Deutsche has already announced 3 billion euros ($3.84 billion) worth of cost cuts, including shedding 1,900 jobs.

Most of these - 1,500 - will fall upon the investment bank, which eats up around 70 percent of the group's capital.

A raft of failed initial public offerings and a dip in merger and acquisitions activity will force Deutsche to look hard at which businesses it wants to keep, particularly in equities.

New rules which force banks to apply stricter ways to measure risky assets have already inflated Deutsche's balance sheet from 2.164 trillion euros at the end of December, to 2.241 trillion at the end of July.
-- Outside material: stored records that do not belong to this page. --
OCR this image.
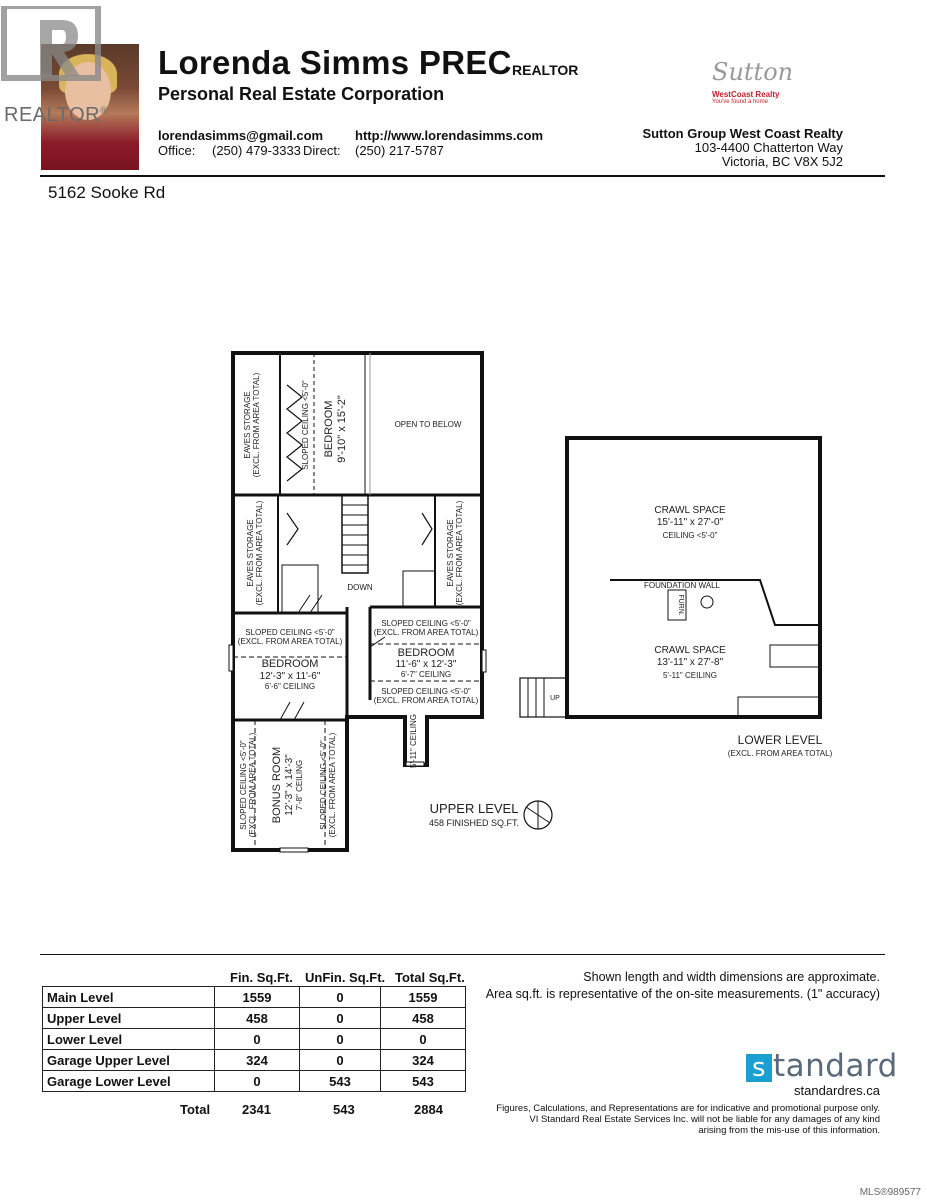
REALTOR®
Lorenda Simms PREC REALTOR
Personal Real Estate Corporation
lorendasimms@gmail.com http://www.lorendasimms.com
Office: (250) 479-3333 Direct: (250) 217-5787
Sutton
WestCoast Realty
You've found a home
Sutton Group West Coast Realty
103-4400 Chatterton Way
Victoria, BC V8X 5J2
5162 Sooke Rd
EAVES STORAGE(EXCL. FROM AREA TOTAL)	SLOPED CEILING <5'-0" BEDROOM9'-10" x 15'-2"	OPEN TO BELOW
EAVES STORAGE(EXCL. FROM AREA TOTAL)	EAVES STORAGE(EXCL. FROM AREA TOTAL)
DOWN
SLOPED CEILING <5'-0" (EXCL. FROM AREA TOTAL)
SLOPED CEILING <5'-0" (EXCL. FROM AREA TOTAL)
BEDROOM 12'-3" x 11'-6" 6'-6" CEILING
BEDROOM 11'-6" x 12'-3" 6'-7" CEILING
SLOPED CEILING <5'-0" (EXCL. FROM AREA TOTAL)
5'-11" CEILING
SLOPED CEILING <5'-0"(EXCL. FROM AREA TOTAL) BONUS ROOM12'-3" x 14'-3"7'-8" CEILING SLOPED CEILING <5'-0"(EXCL. FROM AREA TOTAL)	UPPER LEVEL 458 FINISHED SQ.FT.
CRAWL SPACE 15'-11" x 27'-0" CEILING <5'-0"
FOUNDATION WALL
FURN.
CRAWL SPACE 13'-11" x 27'-8" 5'-11" CEILING
UP
LOWER LEVEL (EXCL. FROM AREA TOTAL)
Fin. Sq.Ft. UnFin. Sq.Ft. Total Sq.Ft.
Main Level	1559	0	1559
Upper Level	458	0	458
Lower Level	0	0	0
Garage Upper Level	324	0	324
Garage Lower Level	0	543	543
Total 2341	543	2884
Shown length and width dimensions are approximate.
Area sq.ft. is representative of the on-site measurements. (1" accuracy)
s tandard
standardres.ca
Figures, Calculations, and Representations are for indicative and promotional purpose only.
VI Standard Real Estate Services Inc. will not be liable for any damages of any kind
arising from the mis-use of this information.
MLS®989577
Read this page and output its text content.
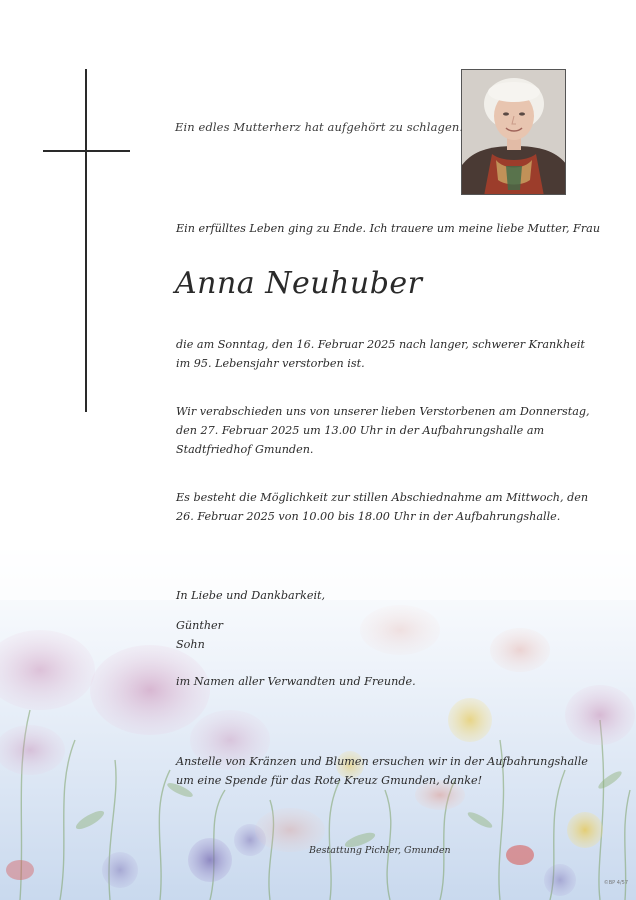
Ein edles Mutterherz hat aufgehört zu schlagen.
Ein erfülltes Leben ging zu Ende. Ich trauere um meine liebe Mutter, Frau
Anna Neuhuber
die am Sonntag, den 16. Februar 2025 nach langer, schwerer Krankheit
im 95. Lebensjahr verstorben ist.
Wir verabschieden uns von unserer lieben Verstorbenen am Donnerstag,
den 27. Februar 2025 um 13.00 Uhr in der Aufbahrungshalle am
Stadtfriedhof Gmunden.
Es besteht die Möglichkeit zur stillen Abschiednahme am Mittwoch, den
26. Februar 2025 von 10.00 bis 18.00 Uhr in der Aufbahrungshalle.
In Liebe und Dankbarkeit,
Günther
Sohn
im Namen aller Verwandten und Freunde.
Anstelle von Kränzen und Blumen ersuchen wir in der Aufbahrungshalle
um eine Spende für das Rote Kreuz Gmunden, danke!
Bestattung Pichler, Gmunden
©BP 4/57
Deutsche has already detailed some additional risk-weighted asset reduction measures.

But to meet Basel III rules through shrinkage, Deutsche needs to slash another 43 billion euros worth of risky assets from its balance sheet, analysts at Espirito Santo Investment Bank research said.

Cutting assets has already hurt Deutsche's market share in key areas, Espirito Santo said.

"From first half 2011 until first half 2012, Deutsche Bank lost the greatest revenue share in the fixed income currencies and commodities space compared with global peers."

In addition to fewer bankers, Deutsche has said it will review its compensation policy to address both the absolute level of compensation and the relative balance between rewards for shareholders and staff.

Deutsche Bank has been less aggressive than peers Credit Suisse and UBS in cutting deferred bonuses. To free up capital, Deutsche could cut deferred bonuses by 600 million euros, analysts said.